我站在斯台普斯中心的地板上,汗水顺着我的脸颊滑落,耳边是两万名观众的尖叫。灯光刺眼,但我能清晰地看到看台上那些举着"Black Lives Matter"标牌的球迷。这一刻,我突然意识到:我不仅仅是一个NBA球员,我是一个黑人NBA球员。
我出生在芝加哥南区的公租房里,那里90%的居民都和我一样是黑人。小时候,我经常听到枪声,看到警察的直升机在头顶盘旋。篮球场是我唯一的避难所,在那里,我不再是"那个住在危险社区的黑人小孩",我只是一个热爱篮球的少年。
记得12岁那年,我第一次在电视上看到勒布朗·詹姆斯打球。他和我有着相似的肤色,相似的成长环境,但他用篮球改变了自己的命运。那一刻,我对自己说:"我也能做到。"
进入NBA后,我才真正理解身为黑人球星意味着什么。每当我扣篮得分,观众席上总会爆发出特别的欢呼——那不仅仅是给一个球员的,更是给一个黑人球员的。但同时,我也经历过在客场城市被警察无故拦下的时刻,只因为"开豪车的黑人看起来很可疑"。
2014年,当快船队前老板斯特林的种族歧视录音曝光时,我们全队都穿着热身服反穿以示抗议。那是我第一次真切感受到:作为NBA的黑人球员,我们有责任为整个族群发声。
签下第一份大合同后,我做的第一件事就是在老家建了一个社区中心。我知道,对于那里的黑人孩子来说,看到一个"自己人"成功有多么重要。但随之而来的是各种质疑:"你赚这么多钱为什么不多捐点?""你们这些黑人球星就知道炫富。"
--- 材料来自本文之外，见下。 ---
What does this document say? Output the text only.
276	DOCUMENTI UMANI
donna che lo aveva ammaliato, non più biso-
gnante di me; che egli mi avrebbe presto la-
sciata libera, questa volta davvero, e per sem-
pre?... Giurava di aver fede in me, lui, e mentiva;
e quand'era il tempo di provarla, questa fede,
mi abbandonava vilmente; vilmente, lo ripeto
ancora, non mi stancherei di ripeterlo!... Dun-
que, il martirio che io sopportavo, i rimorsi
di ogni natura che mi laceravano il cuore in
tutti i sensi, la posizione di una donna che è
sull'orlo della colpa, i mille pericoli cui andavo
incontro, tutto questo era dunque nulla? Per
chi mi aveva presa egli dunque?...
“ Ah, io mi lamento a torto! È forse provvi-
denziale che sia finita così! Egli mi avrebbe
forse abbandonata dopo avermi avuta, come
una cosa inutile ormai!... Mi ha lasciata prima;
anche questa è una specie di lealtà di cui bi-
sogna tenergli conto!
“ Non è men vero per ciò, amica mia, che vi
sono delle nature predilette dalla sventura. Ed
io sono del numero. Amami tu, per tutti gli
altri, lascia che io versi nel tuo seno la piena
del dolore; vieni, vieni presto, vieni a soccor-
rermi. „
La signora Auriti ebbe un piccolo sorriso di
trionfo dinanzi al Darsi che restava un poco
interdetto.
最让我心痛的是去年夏天,当我参加完BLM游行后,有人在社交媒体上说:"你年薪2000万,有什么资格谈种族问题?"他们不明白,金钱可以改变我的银行账户,但改变不了我的肤色和经历。
你们可能不知道,每次接受采访,我都需要刻意注意自己的措辞和肢体语言。因为一旦表现得"太有攻击性",就会被贴上"典型的愤怒黑人"标签。而如果我太温和,又会被说"不像个黑人球员"。
记得有次赛后采访,记者问我如何看待警察暴力问题。当我开始认真回答时,导播立刻切断了直播。后来我才知道,电视台认为"体育节目不应该涉及政治"。但对我们黑人球员来说,种族问题从来就不是"政治",而是生活。
在更衣室里,我们经常讨论那些在新闻上看不到的故事。比如哪个队友的亲戚又被警察拦下了,或者哪个社区又发生了枪击案。这些对话让我们意识到,无论我们赚多少钱,在很多人眼中,我们是一个黑人。
去年季后赛期间,我们全队决定在国歌时单膝下跪。那不是一个容易的决定,但我们知道必须这样做。不是为了博眼球,而是为了告诉世界:黑人球员不只是娱乐大众的表演者,我们也是有思想、有立场的人。
我永远记得那个白人小女孩,她在赛后跑过来对我说:"我希望长大后能像你一样打球。"也记得那个中年男子,他在客场比赛时冲我大喊:"滚回非洲去!"这两种截然不同的态度,每天都在提醒我作为黑人球星的双重身份。
最讽刺的是,球迷们可以为我的扣篮欢呼,却可能不会愿意和我住在同一个社区。他们可以花2000美元买我的球鞋,却可能不愿意让自己的女儿和我约会。
现在,我开始更多地参与社区工作,特别是帮助黑人青少年。因为我知道,改变不会一夜之间发生,但每一代人都应该比上一代走得更远。我很自豪看到越来越多的黑人球员开始创办学校、投资黑人社区、参与社会运动。
当我退役后,我希望人们记住的不只是我的数据和荣誉,还有我为黑人群体所做的努力。因为篮球给了我改变命运的机会,而我有责任用这个机会去帮助更多像我一样的黑人孩子。
这就是我的故事,一个黑人NBA球员的故事。它关于篮球,但远不止于篮球。它关于梦想,关于身份,关于骄傲,也关于痛苦。但最重要的是,它关于希望——希望有一天,一个黑人球员的成功不再被视为例外,而是理所当然。